Intervenant vendredi lors du Space live organisé par Stanis Bujakera Tshiamala, l'Archevêque Dodo Kamba a détaillé la philosophie de son mécanisme de Vérité, Réconciliation et Cohésion nationale, la présentant comme une forme de « gestion conditionnelle » distincte de la justice pénale classique, dont la finalité serait la paix et la réconciliation plutôt que la sanction.
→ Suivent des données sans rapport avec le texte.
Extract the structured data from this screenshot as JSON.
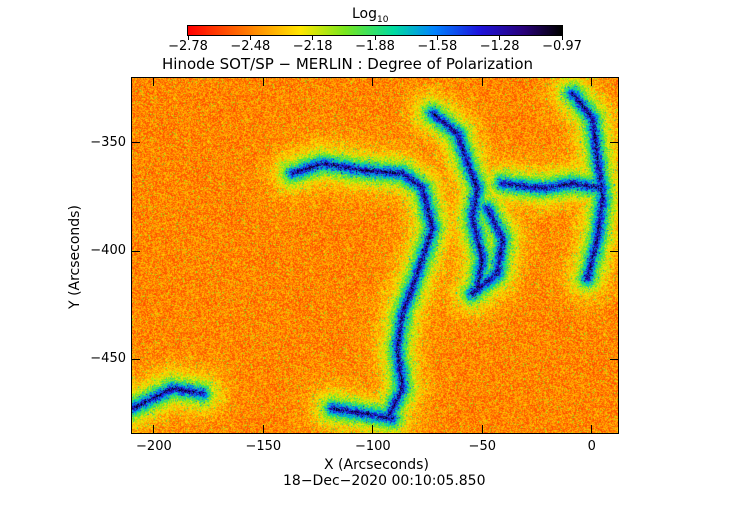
{
  "colorbar": {
    "label_main": "Log",
    "label_sub": "10",
    "ticks": [
      "−2.78",
      "−2.48",
      "−2.18",
      "−1.88",
      "−1.58",
      "−1.28",
      "−0.97"
    ]
  },
  "plot": {
    "title": "Hinode SOT/SP − MERLIN : Degree of Polarization",
    "xlabel": "X (Arcseconds)",
    "ylabel": "Y (Arcseconds)",
    "timestamp": "18−Dec−2020 00:10:05.850"
  },
  "chart_data": {
    "type": "heatmap",
    "title": "Hinode SOT/SP − MERLIN : Degree of Polarization",
    "xlabel": "X (Arcseconds)",
    "ylabel": "Y (Arcseconds)",
    "xlim": [
      -210,
      12
    ],
    "ylim": [
      -484,
      -320
    ],
    "x_ticks": [
      -200,
      -150,
      -100,
      -50,
      0
    ],
    "y_ticks": [
      -350,
      -400,
      -450
    ],
    "colorscale": "rainbow (red → yellow → green → cyan → blue → black)",
    "color_range_log10": [
      -2.78,
      -0.97
    ],
    "colorbar_ticks": [
      -2.78,
      -2.48,
      -2.18,
      -1.88,
      -1.58,
      -1.28,
      -0.97
    ]
  }
}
Cette approche viserait à identifier les profils capables de favoriser la cohésion nationale, tout en amenant certains acteurs à reconnaître leur responsabilité dans les troubles vécus par la population, une reconnaissance qui, selon lui, déterminerait ensuite qui pourrait légitimement participer au dialogue national à venir, sans pour autant, insiste-t-il, « bonifier » ceux qui ont causé du tort. Il a décrit ce mécanisme comme devant jouer un rôle de médiation et de « pré-dialogue », qu'il rattache à ce qu'il appelle sa « pédagogie pastorale ».
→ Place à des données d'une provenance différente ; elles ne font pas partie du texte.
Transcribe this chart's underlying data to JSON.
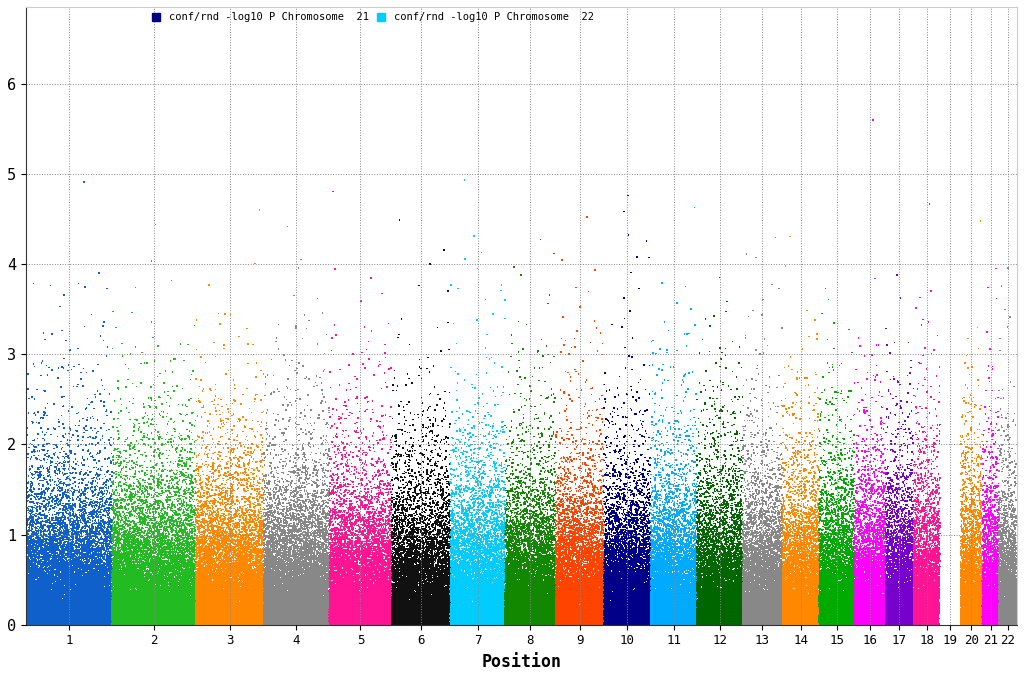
{
  "xlabel": "Position",
  "ylim": [
    0,
    6.85
  ],
  "yticks": [
    0,
    1,
    2,
    3,
    4,
    5,
    6
  ],
  "chromosomes": [
    1,
    2,
    3,
    4,
    5,
    6,
    7,
    8,
    9,
    10,
    11,
    12,
    13,
    14,
    15,
    16,
    17,
    18,
    19,
    20,
    21,
    22
  ],
  "chrom_color_map": {
    "1": "#1060cc",
    "2": "#22bb22",
    "3": "#ff8800",
    "4": "#888888",
    "5": "#ff1493",
    "6": "#111111",
    "7": "#00ccff",
    "8": "#118800",
    "9": "#ff4400",
    "10": "#000088",
    "11": "#00aaff",
    "12": "#006600",
    "13": "#888888",
    "14": "#ff8800",
    "15": "#00aa00",
    "16": "#ff00ff",
    "17": "#7700cc",
    "18": "#ff1493",
    "19": "#ffffff",
    "20": "#ff8800",
    "21": "#ff00ff",
    "22": "#888888"
  },
  "legend_label_odd": "conf/rnd -log10 P Chromosome  21",
  "legend_label_even": "conf/rnd -log10 P Chromosome  22",
  "legend_color_odd": "#000080",
  "legend_color_even": "#00ccff",
  "seed": 42,
  "background_color": "#ffffff",
  "grid_color": "#888888",
  "point_size": 1.2,
  "chrom_sizes": [
    248,
    242,
    198,
    190,
    181,
    170,
    159,
    146,
    141,
    135,
    134,
    133,
    115,
    107,
    102,
    90,
    81,
    78,
    59,
    63,
    48,
    51
  ]
}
Revenant sur le précédent de la Commission Vérité et Réconciliation de 2003, il en a expliqué l'échec par un problème de séquençage : mise en place après le lancement du dialogue de l'époque, alors que les principaux acteurs mis en cause occupaient déjà des positions de pouvoir, cette commission n'aurait selon lui jamais pu mener ses enquêtes et audits en toute liberté. L'archevêque a évoqué, sans les détailler, des menaces qu'aurait proférées le responsable de l'époque, illustrant selon lui les pressions ayant pesé sur ce précédent processus, un contre-exemple qu'il dit vouloir éviter cette fois-ci en plaçant son mécanisme en amont, plutôt qu'en aval, de tout futur dialogue.